L'objectif de la pratique du yoga du rêve est la libération ; nous devons avoir pour objectif de réaliser entièrement ce qui se cache derrière les rêves. Mais il existe aussi des usages relatifs du rêve qui peuvent s' avérer profitables dans notre vie quotidienne. Nous pouvons à la fois employer les informations qu'ils nous fournissent et profiter directement des expériences que nous y vivons. En Occident, par exemple, l'usage thérapeutique des rêves est général, et l'on cite nombre de scientifiques et d'artistes qui mettent leur créativité onirique au service de leur oeuvre. Les Tibétains font aussi confiance aux rêves de plusieurs manières. Cet enseignement décrit quelques utilisations des rêves.
LES TROIS SORTES DE RÊVES
Il existe trois types de rêves qui forment une progression dans la pratique du yoga du rêve, même si elle n'est pas tout à fait exacte. Ce sont :
les rêves samsariques ordinaires,
les rêves de clarté,
les rêves de claire lumière.
Les deux premiers groupes se distinguent par leurs causes différentes et le fait que le rêveur peut y être lucide ou non-lucide. Les rêves de claire lumière, eux, se caractérisent par la présence de la conscience et l'absence de dichotomie sujet/objet ; ils se produisent dans la conscience non-duelle.
RÊVES SAMSARIQUESLes rêves que la plupart d'entre nous faisons sont en général les rêves samsariques qui naissent à partir des empreintes karmiques*. La signification donnée à ces rêves est celle que nous y projetons ; elle est attribuée par le rêveur et n'est pas inhérente au rêve.

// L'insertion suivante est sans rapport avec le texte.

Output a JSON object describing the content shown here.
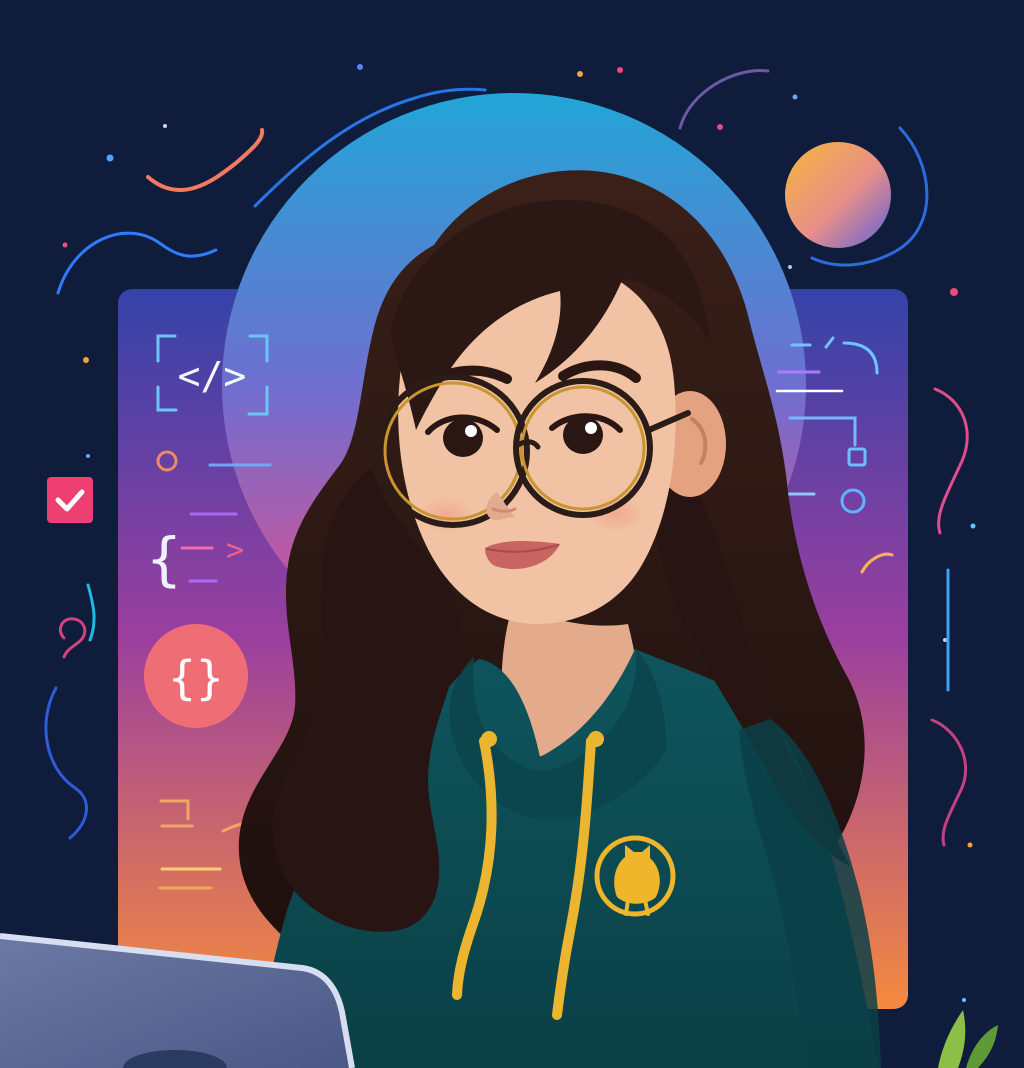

C'est aussi le cas du sens de notre vie à l'état de veille. Cela ne transforme pas pour autant les rêves qui ont du sens en rêves insignifiants, ni ne rend insignifiant le sens de notre vie. Le processus s'apparente à la lecture d'un livre. Le livre n'est qu'un ensemble de signes sur du papier, mais du fait que nous lui appliquons notre sens de la compréhension, nous pouvons en tirer une signification. Et la signification d'un texte, comme celle d'un rêve, est une question d'interprétation. Deux personnes lisant le même livre peuvent avoir des expériences de lecture tout à fait différentes ; l'une peut changer totalement sa vie du fait de la compréhension qu'elle a eue du livre, alors que l'autre sera modérément, sinon pas du tout, intéressée. Le livre n'a pas changé. Le sens est d'abord projeté par le lecteur sur les mots, puis il en est extrait.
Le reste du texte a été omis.